Data preparation process for events show
==================
**Prepared by** : Grej - Mar 11, 2019

###### Overview: 
It is filtered to pre-registrants only.  
This means all uploaded files from the organizers were not included.


In [339]:
import pandas as pd
import numpy as np
import os
from datetime import datetime
import geopy.distance
import math
import gc

In [340]:
# This will check the number of registrations per company, this will be used as a new feature.

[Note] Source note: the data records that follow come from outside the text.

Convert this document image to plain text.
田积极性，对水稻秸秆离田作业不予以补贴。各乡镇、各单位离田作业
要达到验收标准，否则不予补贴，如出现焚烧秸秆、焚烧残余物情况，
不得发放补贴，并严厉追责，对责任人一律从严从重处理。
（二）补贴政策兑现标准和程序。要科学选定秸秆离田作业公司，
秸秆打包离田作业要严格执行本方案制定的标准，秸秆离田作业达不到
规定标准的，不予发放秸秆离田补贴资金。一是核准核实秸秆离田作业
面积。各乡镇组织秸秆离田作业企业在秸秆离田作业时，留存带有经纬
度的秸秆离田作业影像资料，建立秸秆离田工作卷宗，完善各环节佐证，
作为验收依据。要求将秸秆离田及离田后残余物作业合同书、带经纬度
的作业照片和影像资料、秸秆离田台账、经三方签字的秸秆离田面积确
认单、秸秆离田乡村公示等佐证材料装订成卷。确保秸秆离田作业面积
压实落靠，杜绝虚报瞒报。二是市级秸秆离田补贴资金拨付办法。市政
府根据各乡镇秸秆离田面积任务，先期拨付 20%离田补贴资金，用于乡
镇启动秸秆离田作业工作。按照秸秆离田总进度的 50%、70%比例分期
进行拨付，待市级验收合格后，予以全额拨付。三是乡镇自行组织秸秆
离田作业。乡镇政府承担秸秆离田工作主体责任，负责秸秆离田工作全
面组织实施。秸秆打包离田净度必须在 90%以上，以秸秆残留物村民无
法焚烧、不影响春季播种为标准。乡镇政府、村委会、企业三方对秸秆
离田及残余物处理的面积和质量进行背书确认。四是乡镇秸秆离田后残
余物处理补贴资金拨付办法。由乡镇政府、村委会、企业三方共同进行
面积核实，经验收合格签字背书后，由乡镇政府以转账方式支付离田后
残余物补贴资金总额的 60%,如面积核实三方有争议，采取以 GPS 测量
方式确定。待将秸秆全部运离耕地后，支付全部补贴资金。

# count the number of registrants per company - categories are combined company name + country, country + website and website only

def company_reg_counts(data, data_type):
    os.chdir(r'C:\Users\User\Documents\Data_Science_Projects\middle-east-event-show-prediction-project')
    data_path = data_type+'_raw_data.csv'
    # encoding = latin-1 was used here due to the characters that are unreadable when using the standard utf-8
    data = pd.read_csv(r'.\\data\\'+data_path, encoding='latin-1')
    data = data[['10 Digit Card Number', 'Company Name', 'Country', 'Website']]
    data['country_company'] = data[['Company Name', 'Country']].apply(lambda x: r''.join(x.astype(str)), axis=1).str.lower().str.replace(r' ', r'')
    count_per_company = data[data['Company Name']!=' '].country_company.value_counts().rename_axis('x').reset_index(name='count_per_company')
    data['country_website'] = data[['Website', 'Country']].apply(lambda x: r''.join(x.astype(str)), axis=1).str.lower().str.replace(r' ', r'')
    count_per_comp_website = data[data['Website']!=' '].country_company.value_counts().rename_axis('y').reset_index(name='count_per_comp_website')
    count_per_website = data[data['Website']!=' '].Website.value_counts().rename_axis('z').reset_index(name='count_per_website')
    
    data = data.merge(count_per_company, left_on = 'country_company', right_on = 'x', how = 'left')
    data = data.merge(count_per_comp_website, left_on = 'country_website', right_on = 'y', how = 'left')
    data = data.merge(count_per_website, left_on = 'Website', right_on = 'z', how = 'left')
    company_reg_counts_data = data[['10 Digit Card Number', 'count_per_company', 'count_per_comp_website', 'count_per_website']].fillna(1)
    company_reg_counts_data.to_pickle(r'.\data\output\company_reg_count.pkl')
    return company_reg_counts_data

In [341]:
def load_data(data_type):
    os.chdir(r'C:\Users\User\Documents\Data_Science_Projects\middle-east-event-show-prediction-project')
    data_path = data_type+'_raw_data.csv'
    # encoding = latin-1 was used here due to the characters that are unreadable when using the standard utf-8
    data = pd.read_csv(r'.\\data\\'+data_path, encoding='latin-1')

    # add show columns
    data['show'] = 'mese'
    data['show_date'] = pd.to_datetime('4/22/2018')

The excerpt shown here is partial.